Infelizmente, ficarão apenas de hoje até sábado. Quatro quilos? Não sei, se a Ana Letícia pedir muito, a gente pode piorar a comida… Filhos são assim: aposto que ela ficará satisfeita com o Penis Paralisator — pai, vai devagar, na tua idade… — e quererá seus papais comendo de forma equilibrada. Mas nós, que gostamos deles por serem divertidos e legais — não que ela não os ame pelo mesmo motivo — , pretendemos submergi-los em vinhos, massas, carnes e que tais. A vida é assim meio tola mesmo, né, Ana?
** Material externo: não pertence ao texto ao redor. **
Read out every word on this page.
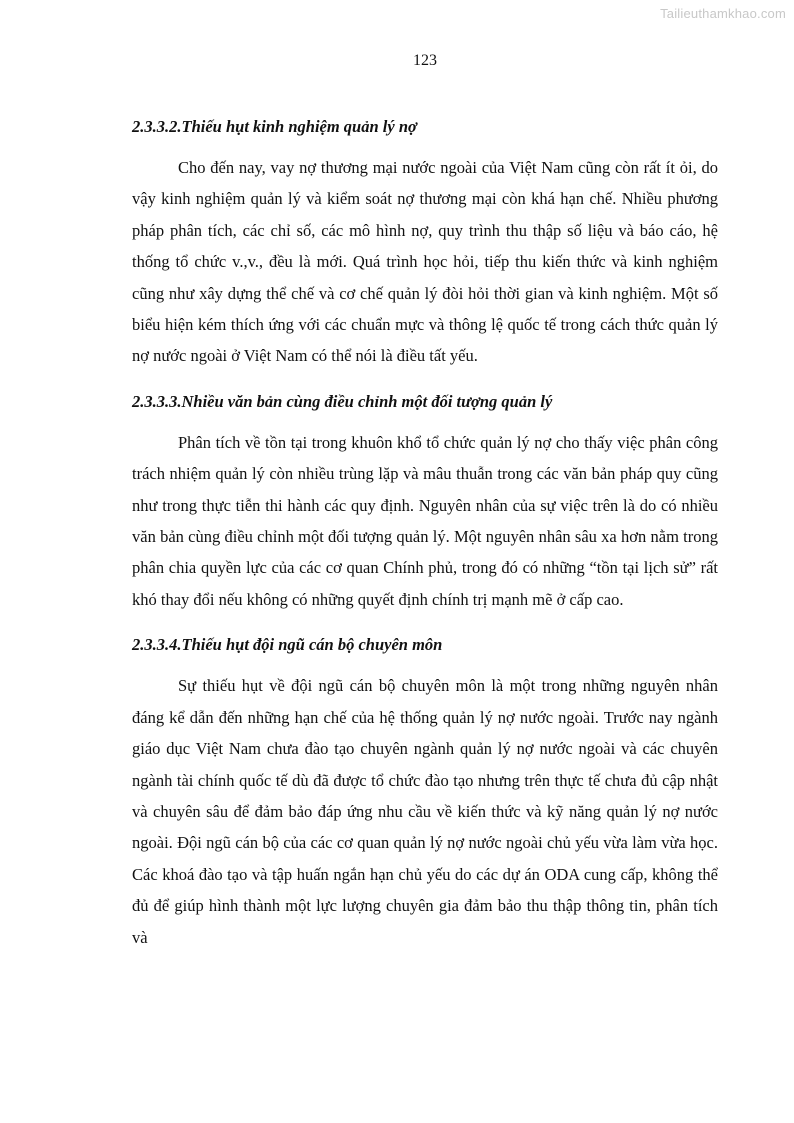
Tailieuthamkhao.com
123

2.3.3.2.Thiếu hụt kinh nghiệm quản lý nợ

Cho đến nay, vay nợ thương mại nước ngoài của Việt Nam cũng còn rất ít ỏi, do vậy kinh nghiệm quản lý và kiểm soát nợ thương mại còn khá hạn chế. Nhiều phương pháp phân tích, các chỉ số, các mô hình nợ, quy trình thu thập số liệu và báo cáo, hệ thống tổ chức v.,v., đều là mới. Quá trình học hỏi, tiếp thu kiến thức và kinh nghiệm cũng như xây dựng thể chế và cơ chế quản lý đòi hỏi thời gian và kinh nghiệm. Một số biểu hiện kém thích ứng với các chuẩn mực và thông lệ quốc tế trong cách thức quản lý nợ nước ngoài ở Việt Nam có thể nói là điều tất yếu.

2.3.3.3.Nhiều văn bản cùng điều chỉnh một đối tượng quản lý

Phân tích về tồn tại trong khuôn khổ tổ chức quản lý nợ cho thấy việc phân công trách nhiệm quản lý còn nhiều trùng lặp và mâu thuẫn trong các văn bản pháp quy cũng như trong thực tiễn thi hành các quy định. Nguyên nhân của sự việc trên là do có nhiều văn bản cùng điều chỉnh một đối tượng quản lý. Một nguyên nhân sâu xa hơn nằm trong phân chia quyền lực của các cơ quan Chính phủ, trong đó có những “tồn tại lịch sử” rất khó thay đổi nếu không có những quyết định chính trị mạnh mẽ ở cấp cao.

2.3.3.4.Thiếu hụt đội ngũ cán bộ chuyên môn

Sự thiếu hụt về đội ngũ cán bộ chuyên môn là một trong những nguyên nhân đáng kể dẫn đến những hạn chế của hệ thống quản lý nợ nước ngoài. Trước nay ngành giáo dục Việt Nam chưa đào tạo chuyên ngành quản lý nợ nước ngoài và các chuyên ngành tài chính quốc tế dù đã được tổ chức đào tạo nhưng trên thực tế chưa đủ cập nhật và chuyên sâu để đảm bảo đáp ứng nhu cầu về kiến thức và kỹ năng quản lý nợ nước ngoài. Đội ngũ cán bộ của các cơ quan quản lý nợ nước ngoài chủ yếu vừa làm vừa học. Các khoá đào tạo và tập huấn ngắn hạn chủ yếu do các dự án ODA cung cấp, không thể đủ để giúp hình thành một lực lượng chuyên gia đảm bảo thu thập thông tin, phân tích và
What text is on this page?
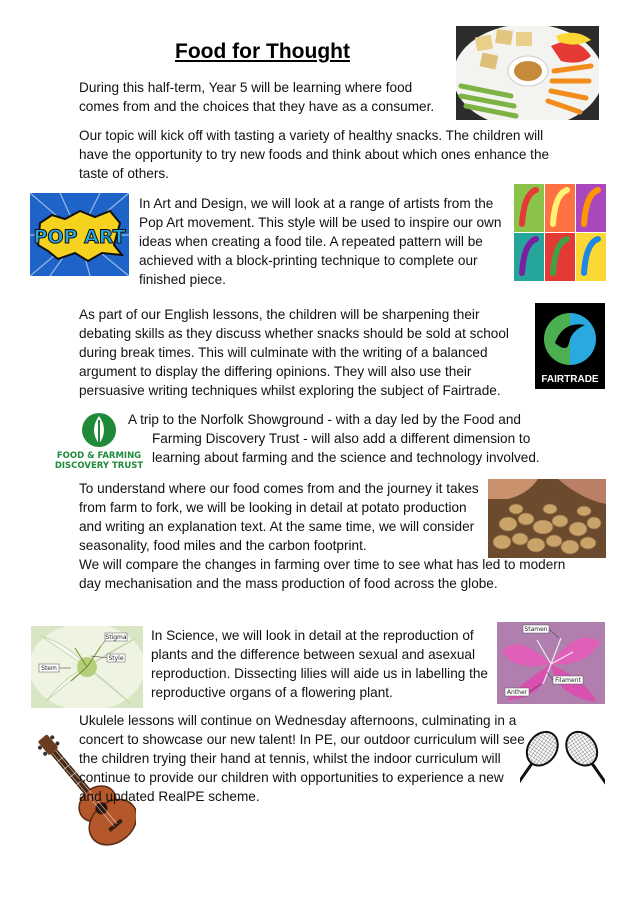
Food for Thought
During this half-term, Year 5 will be learning where food comes from and the choices that they have as a consumer.
Our topic will kick off with tasting a variety of healthy snacks. The children will have the opportunity to try new foods and think about which ones enhance the taste of others.
POP ART
In Art and Design, we will look at a range of artists from the Pop Art movement. This style will be used to inspire our own ideas when creating a food tile. A repeated pattern will be achieved with a block-printing technique to complete our finished piece.
As part of our English lessons, the children will be sharpening their debating skills as they discuss whether snacks should be sold at school during break times. This will culminate with the writing of a balanced argument to display the differing opinions. They will also use their persuasive writing techniques whilst exploring the subject of Fairtrade.
FAIRTRADE
FOOD & FARMING
DISCOVERY TRUST
A trip to the Norfolk Showground - with a day led by the Food and Farming Discovery Trust - will also add a different dimension to learning about farming and the science and technology involved.
To understand where our food comes from and the journey it takes from farm to fork, we will be looking in detail at potato production and writing an explanation text. At the same time, we will consider seasonality, food miles and the carbon footprint.
We will compare the changes in farming over time to see what has led to modern day mechanisation and the mass production of food across the globe.
Stigma
Style
Stem
In Science, we will look in detail at the reproduction of plants and the difference between sexual and asexual reproduction. Dissecting lilies will aide us in labelling the reproductive organs of a flowering plant.
Stamen
Filament
Anther
Ukulele lessons will continue on Wednesday afternoons, culminating in a concert to showcase our new talent! In PE, our outdoor curriculum will see the children trying their hand at tennis, whilst the indoor curriculum will continue to provide our children with opportunities to experience a new and updated RealPE scheme.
Há uns três meses, encontramos o Claudio aqui em Porto Alegre e posso garantir que contraí por ele uma paixão avassaladora — ainda que platônica, bem entendido. Conversamos como velhos amigos, dissemos coisa séria e muita bobagem e, quando soubemos do Congresso de Psiquiatria que ocorreria em outubro, o convite para que ficasse em nossa casa saiu-nos fácil. Ainda bem que ele aceitou nos incomodar. Era, exata e minuciosamente, o que desejávamos.

Comentários do blog anterior:

Ramiro Conceição: Dois comentários: 1) Milton, gostei muito da cinética, da fluidez do texto. 2) Agora sobre esse tal utensílio, denominado de “Pênis Paralizator”, Doutor Cláudio, cuidado!; pois o senhor e a sua senhora talvez estejam adentrado na trama mágica da teia do terrível Periquito da Genitália Grande, sob um surto da “Síndrome de Milton”. Explicando melhor. Como sabemos, quando casais se visitam, sempre, em alguma ocasião, as mulheres ficam com as mulheres e os homens com os homens. Aí, Doutor Cláudio, mora o perigo! O terrível Periquito, em milhares de subterfúgios colorados, tentará atraí-lo para o utensílio da devassidão. Mas, caro Doutor, já será tarde. O senhor ainda tentará o derradeiro argumento: Pera aí: isso não é o “Pênis Paralizator”? Mas aquela voz sedenta e cavernosa, babando de prazer dirá: “Não, querido Cláudio, aqui é o lugar do “Pênis pra Alisador”. Querido Doutor, aí — nem Freud explica!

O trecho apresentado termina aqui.